Samstag, 10. Dezember 2011

was noch zu sagen wäre ...

/c/ dieter vandory, flumsel, 2010



ein kaltmond
schlägt sein rad um und um
gewendet wird die nacht
bis selbst im traum
nur eisworte erblühn

was nicht gesagt wird
hält wort bei tag




/c/ monika kafka, 2011

Montag, 5. Dezember 2011

zwischenwÖrtlich - eine gemeinschaftsarbeit diana jahr & monika kafka

/c/ dieter vandory, gefangen im licht, 2011



schatten tanzen
im innern
schneesturm


verlöscht
die wortkerzen
am tor zur nacht, grau


erhebt sich
duft aus weiß
durchsichelt das zwielicht


und du denkst dich, weit
ins kristallland
der träume




/c/ diana jahr und monika kafka, 12/2011

Montag, 28. November 2011

zum beispiel


/c/ dieter vandory, ruhe und wut, 2010


ausspähen
die nacht und ob
sich was schreiben ließe
gegen den faltenwurf
der dunkelheit ein zeit-
wort setzen schwach, gebeugt
lieben
zum beispiel



/c/ monika kafka, 11/11

Dienstag, 22. November 2011

Ein alter Reisepass



Schlammiges Braun verziert mit goldenen Lettern. Selbst nach einem Vierteljahrhundert hat er nichts von seiner Scheußlichkeit verloren. Und dennoch war er einmal wertvoller als alles Gold dieser Welt.
Kraftvoll atmet mir auch heute noch das Papier entgegen. Ich rieche Armut, Angst und Tränen. Lauter Dinge, die es unter dem eingeprägten, ebenfalls goldenen Staatswappen offiziell nicht gab.

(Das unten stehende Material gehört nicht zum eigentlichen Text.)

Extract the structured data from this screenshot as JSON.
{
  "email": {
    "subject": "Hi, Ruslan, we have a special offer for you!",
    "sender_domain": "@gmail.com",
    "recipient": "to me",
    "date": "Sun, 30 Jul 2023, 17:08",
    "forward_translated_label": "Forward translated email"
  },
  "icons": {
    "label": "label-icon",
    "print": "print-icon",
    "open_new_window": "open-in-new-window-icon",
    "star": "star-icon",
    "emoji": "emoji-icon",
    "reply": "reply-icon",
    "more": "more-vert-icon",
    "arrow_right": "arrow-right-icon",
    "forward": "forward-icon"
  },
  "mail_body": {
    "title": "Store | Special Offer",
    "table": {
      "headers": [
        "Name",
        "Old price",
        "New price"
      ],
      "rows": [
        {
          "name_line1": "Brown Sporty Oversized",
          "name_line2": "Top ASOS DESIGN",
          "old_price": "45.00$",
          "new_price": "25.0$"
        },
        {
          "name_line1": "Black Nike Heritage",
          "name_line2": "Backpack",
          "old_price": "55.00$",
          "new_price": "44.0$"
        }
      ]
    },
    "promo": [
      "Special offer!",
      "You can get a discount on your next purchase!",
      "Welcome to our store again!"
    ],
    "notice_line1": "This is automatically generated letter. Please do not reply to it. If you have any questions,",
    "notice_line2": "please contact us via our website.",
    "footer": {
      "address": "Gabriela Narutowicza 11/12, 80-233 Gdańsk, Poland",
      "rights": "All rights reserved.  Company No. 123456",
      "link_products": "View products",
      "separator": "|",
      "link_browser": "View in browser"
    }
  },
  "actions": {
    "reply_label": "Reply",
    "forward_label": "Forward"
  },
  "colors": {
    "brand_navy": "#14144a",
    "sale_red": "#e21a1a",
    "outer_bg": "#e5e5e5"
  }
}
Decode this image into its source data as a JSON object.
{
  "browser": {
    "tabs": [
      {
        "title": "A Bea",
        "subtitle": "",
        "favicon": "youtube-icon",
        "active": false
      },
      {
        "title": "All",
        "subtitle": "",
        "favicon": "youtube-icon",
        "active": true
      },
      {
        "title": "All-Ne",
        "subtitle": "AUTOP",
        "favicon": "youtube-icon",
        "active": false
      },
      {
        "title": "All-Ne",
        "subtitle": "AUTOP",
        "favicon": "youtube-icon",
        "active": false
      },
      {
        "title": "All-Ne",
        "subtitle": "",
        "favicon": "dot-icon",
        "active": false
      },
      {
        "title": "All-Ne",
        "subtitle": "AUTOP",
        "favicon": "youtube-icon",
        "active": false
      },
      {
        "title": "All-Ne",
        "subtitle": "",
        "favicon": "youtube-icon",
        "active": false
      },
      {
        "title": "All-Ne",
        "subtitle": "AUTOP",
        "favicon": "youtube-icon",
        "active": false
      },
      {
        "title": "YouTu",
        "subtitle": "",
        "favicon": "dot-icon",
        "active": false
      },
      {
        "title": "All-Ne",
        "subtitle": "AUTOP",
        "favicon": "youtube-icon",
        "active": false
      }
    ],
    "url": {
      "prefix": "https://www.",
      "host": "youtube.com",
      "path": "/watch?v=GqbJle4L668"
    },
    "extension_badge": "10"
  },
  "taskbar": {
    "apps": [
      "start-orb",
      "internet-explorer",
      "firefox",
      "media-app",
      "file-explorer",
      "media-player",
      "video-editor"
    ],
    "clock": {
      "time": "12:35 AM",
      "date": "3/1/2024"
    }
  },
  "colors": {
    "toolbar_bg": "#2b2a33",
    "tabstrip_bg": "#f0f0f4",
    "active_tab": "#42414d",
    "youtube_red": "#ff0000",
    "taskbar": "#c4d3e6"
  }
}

Mit spitzen Fingern durchblättere ich die Zeit und sehe die vielen vorgehaltenen Hände wieder, hinter denen sich der Unaussprechbare in ungenauen Flüsterworten verbarg: ihn hatte man beantragt, bekommen oder nicht, er war wieder in weite Ferne gerückt, man erwartete das Dokument in den nächsten Tagen, Monaten, Jahren, es war endlich da! Und manchmal musste man auch gar nicht flüstern. Manchmal genügte ein Schrei oder ein Leuchten der Augen, damit es alle wussten.

Ich höre mich immer noch schreien, wenn ich an jenen Tag zurückdenke, an dem ich ins Foyer des Studentenwohnheims, zu dem einzig verfügbaren Telefon gerufen wurde. Mutter sprach leise, sehr leise, so als ob die Abhörgeräte damit außer Betrieb gesetzt werden könnten. Beschwörend klangen ihre Worte. Ganz ruhig, mein Kind, bleib ganz ruhig, verstehst du mich, sagte sie. Aber ja doch, ja, ja, antwortete ich und wagte kaum zu atmen.
Wer ist gestorben, Mama?
Unsere Vergangenheit, mein Kind, sagte sie mit tonloser Stimme. Ich verstand immer noch nicht, vielleicht weigerte ich mich auch nur, zu begreifen, wieso war sie so gefasst, fragte ich mich stattdessen, wenn es doch offenbar etwas zu beklagen gab.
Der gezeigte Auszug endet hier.